Petitioners contend that the MB resolution was null and void for being violative of their
right to due process by imposing administrative sanctions where the MB is not vested

with authority to disqualify persons from occupying positions in institutions under the
supervision of CB.
Issue: Whether or not the MB resolution was null and void.
Held: NO. The CB, through the MB, is the government agency charged with the
responsibility of administering the monetary, banking and credit system of the country
and is granted the power of supervision and examination over banks and non-bank
financial institutions performing quasi-banking functions of which savings and loan
associations, such as PESALA, form part of.
The special law governing savings and loan associations is R.A. 3779, the Savings and
Loan Association Act.

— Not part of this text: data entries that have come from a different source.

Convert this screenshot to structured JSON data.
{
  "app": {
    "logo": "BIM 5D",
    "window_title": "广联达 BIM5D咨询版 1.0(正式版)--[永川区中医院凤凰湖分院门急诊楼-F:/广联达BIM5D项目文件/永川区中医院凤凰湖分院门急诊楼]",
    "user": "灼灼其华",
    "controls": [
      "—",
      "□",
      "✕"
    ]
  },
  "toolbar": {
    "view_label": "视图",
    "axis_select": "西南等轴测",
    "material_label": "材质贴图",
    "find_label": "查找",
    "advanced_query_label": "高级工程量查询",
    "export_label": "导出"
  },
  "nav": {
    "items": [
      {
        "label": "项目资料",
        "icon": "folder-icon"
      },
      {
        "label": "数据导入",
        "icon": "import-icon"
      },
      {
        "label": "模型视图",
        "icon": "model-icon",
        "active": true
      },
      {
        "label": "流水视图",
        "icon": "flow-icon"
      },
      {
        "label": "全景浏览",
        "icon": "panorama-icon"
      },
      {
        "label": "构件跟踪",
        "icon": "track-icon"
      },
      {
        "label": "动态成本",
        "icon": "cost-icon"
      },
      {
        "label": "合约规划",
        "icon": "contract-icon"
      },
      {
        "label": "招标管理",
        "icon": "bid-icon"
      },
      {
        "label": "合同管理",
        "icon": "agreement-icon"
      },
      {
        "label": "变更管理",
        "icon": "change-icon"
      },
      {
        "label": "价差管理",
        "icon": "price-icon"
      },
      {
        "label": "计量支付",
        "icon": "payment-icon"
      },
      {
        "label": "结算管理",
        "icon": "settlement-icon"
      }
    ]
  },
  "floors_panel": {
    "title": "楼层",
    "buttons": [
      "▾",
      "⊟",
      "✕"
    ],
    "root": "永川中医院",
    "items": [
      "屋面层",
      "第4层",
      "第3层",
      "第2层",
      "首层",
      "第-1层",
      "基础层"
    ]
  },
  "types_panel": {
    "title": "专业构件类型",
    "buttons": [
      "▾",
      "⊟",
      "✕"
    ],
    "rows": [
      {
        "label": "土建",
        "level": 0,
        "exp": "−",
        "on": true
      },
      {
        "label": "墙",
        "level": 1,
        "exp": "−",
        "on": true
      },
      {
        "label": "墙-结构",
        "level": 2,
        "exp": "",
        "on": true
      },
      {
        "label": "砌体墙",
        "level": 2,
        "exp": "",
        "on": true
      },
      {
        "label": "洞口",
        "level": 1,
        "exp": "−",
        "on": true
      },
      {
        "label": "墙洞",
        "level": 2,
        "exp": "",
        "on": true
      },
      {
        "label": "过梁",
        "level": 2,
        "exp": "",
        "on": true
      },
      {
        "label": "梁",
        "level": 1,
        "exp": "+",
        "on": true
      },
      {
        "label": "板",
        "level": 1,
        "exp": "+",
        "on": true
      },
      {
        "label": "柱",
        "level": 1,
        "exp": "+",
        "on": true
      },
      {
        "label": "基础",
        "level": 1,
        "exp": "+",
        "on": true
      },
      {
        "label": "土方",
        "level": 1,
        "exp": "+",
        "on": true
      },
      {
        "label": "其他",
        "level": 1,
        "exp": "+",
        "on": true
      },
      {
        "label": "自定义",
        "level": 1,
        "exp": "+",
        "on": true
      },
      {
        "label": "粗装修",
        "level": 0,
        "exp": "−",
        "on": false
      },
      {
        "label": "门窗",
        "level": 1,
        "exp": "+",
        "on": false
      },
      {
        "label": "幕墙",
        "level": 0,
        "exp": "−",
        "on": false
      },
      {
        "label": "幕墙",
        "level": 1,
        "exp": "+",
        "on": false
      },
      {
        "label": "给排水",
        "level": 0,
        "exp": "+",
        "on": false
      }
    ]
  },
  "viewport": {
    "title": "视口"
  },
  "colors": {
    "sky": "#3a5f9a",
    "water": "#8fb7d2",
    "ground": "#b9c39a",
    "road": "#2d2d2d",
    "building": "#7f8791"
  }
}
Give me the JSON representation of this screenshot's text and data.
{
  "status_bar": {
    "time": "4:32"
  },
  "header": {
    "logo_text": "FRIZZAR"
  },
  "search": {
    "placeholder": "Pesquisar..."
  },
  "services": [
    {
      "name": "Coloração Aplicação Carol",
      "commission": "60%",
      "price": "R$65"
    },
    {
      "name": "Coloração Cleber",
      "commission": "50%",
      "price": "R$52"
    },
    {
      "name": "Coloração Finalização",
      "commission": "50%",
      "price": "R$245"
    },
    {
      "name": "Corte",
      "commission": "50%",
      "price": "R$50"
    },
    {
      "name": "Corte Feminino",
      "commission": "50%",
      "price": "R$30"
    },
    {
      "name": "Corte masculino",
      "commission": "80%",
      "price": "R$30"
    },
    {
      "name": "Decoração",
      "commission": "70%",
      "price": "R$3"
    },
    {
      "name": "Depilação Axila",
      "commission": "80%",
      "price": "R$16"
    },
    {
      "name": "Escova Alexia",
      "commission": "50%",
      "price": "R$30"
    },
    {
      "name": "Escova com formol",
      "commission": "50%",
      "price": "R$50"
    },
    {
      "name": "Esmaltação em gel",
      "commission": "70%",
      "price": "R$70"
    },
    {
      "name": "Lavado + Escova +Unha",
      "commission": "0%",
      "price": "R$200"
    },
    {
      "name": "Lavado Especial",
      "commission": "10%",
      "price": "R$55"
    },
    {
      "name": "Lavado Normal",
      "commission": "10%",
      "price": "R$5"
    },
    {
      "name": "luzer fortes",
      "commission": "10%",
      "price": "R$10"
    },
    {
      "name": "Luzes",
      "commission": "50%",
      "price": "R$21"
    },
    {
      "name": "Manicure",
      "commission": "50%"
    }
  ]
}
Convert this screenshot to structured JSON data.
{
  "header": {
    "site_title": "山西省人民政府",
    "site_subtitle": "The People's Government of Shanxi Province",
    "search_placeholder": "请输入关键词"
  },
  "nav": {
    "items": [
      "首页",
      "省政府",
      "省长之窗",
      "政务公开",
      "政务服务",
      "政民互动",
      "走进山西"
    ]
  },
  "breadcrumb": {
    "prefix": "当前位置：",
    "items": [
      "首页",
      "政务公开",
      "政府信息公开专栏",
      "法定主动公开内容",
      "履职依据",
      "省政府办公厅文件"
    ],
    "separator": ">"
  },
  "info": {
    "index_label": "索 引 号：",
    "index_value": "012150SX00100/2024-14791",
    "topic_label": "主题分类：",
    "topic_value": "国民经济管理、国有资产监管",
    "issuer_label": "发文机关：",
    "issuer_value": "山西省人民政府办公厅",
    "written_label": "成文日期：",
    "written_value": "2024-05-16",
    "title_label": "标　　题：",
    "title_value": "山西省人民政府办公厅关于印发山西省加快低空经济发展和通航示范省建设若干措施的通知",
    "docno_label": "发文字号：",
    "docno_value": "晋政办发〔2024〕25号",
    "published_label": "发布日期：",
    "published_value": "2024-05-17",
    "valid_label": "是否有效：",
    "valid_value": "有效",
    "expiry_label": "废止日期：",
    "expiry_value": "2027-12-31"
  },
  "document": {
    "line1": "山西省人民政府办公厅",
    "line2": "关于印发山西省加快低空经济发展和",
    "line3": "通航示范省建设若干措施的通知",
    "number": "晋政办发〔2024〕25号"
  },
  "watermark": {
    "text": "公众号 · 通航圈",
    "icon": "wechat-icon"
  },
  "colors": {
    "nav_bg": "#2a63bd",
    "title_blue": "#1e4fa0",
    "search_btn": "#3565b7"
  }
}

Said law authorizes the MB to conduct regular yearly examinations
of the books and records of savings and loan associations, to suspend a savings and loan
association for violation of law, to decide any controversy over the obligations and duties
of directors and officers, and to take remedial measures. Hence, the CB, through the MB,
is empowered to conduct investigations and examine the records of savings and loan
associations. If any irregularity is discovered in the process, the MB may impose
appropriate sanctions, such as suspending the offender from holding office or from being
employed with the CB, or placing the names of the offenders in a watchlist.

.R. No. 171092.March 15, 2010.

EDNA DIAGO LHUILLIER, petitioner, vs. BRITISH AIRWAYS , respondent.


FACTS: On April 28, 2005, petitioner Edna Diago Lhuillier filed a Complaint for damages
against respondent British Airways before the Regional Trial Court (RTC) of Makati City.
The tortuous conduct by the flight attendants of said Airways, which prompted petitioner
to file a case for damages, allegedly transpired when petitioner boarded respondents
flight 548 from London, United Kingdom to Rome, Italy. On May 30, 2005, respondent, by
way of special appearance through counsel, filed a Motion to Dismiss on grounds of lack
of jurisdiction over the case and over the person of the respondent. Respondent alleged
that only the courts of London, United Kingdom or Rome, Italy, have jurisdiction over the
complaint for damages pursuant to the Warsaw Convention, Article 28(1) of which
provides:
An action for damages must be brought at the option of the plaintiff, either before the
court of domicile of the carrier or his principal place of business, or where he has a place
of business through which the contract has been made, or before the court of the place
of destination.
ISSUE: Whether or not Philippines, a signatory to the Warsaw Convention, should adhere
to the provision of the Warsaw Convention in the determination of its jurisdiction with
respect to a case for damages involving a tortuous conduct committed by an airline
personnel while in an international carrier against a Filipino citizen.
HELD: Yes. It is settled that the Warsaw Convention has the force and effect of law in this
country.
In Santos III v. Northwest Orient Airlines, 210 SCRA 256 (1992), we held that: The
Republic of the Philippines is a party to the Convention for the Unification of Certain
Rules Relating to International Transportation by Air, otherwise known as the Warsaw
Convention. It took effect on February 13, 1933. The Convention was concurred in by the
Senate, through its Resolution No. 19, on May 16, 1950. The Philippine instrument of
accession was signed by President Elpidio Quirino on October 13, 1950, and was
deposited with the Polish government on November 9, 1950. The Convention became
applicable to the Philippines on February 9, 1951. On September 23, 1955, President

Ramon Magsaysay issued Proclamation No. 201, declaring our formal adherence thereto,
to the end that the same and every article and clause thereof may be observed and
fulfilled in good faith by the Republic of the Philippines and the citizens thereof.
The Convention is thus a treaty commitment voluntarily assumed by the Philippine
government and, as such, has the force and effect of law in this country.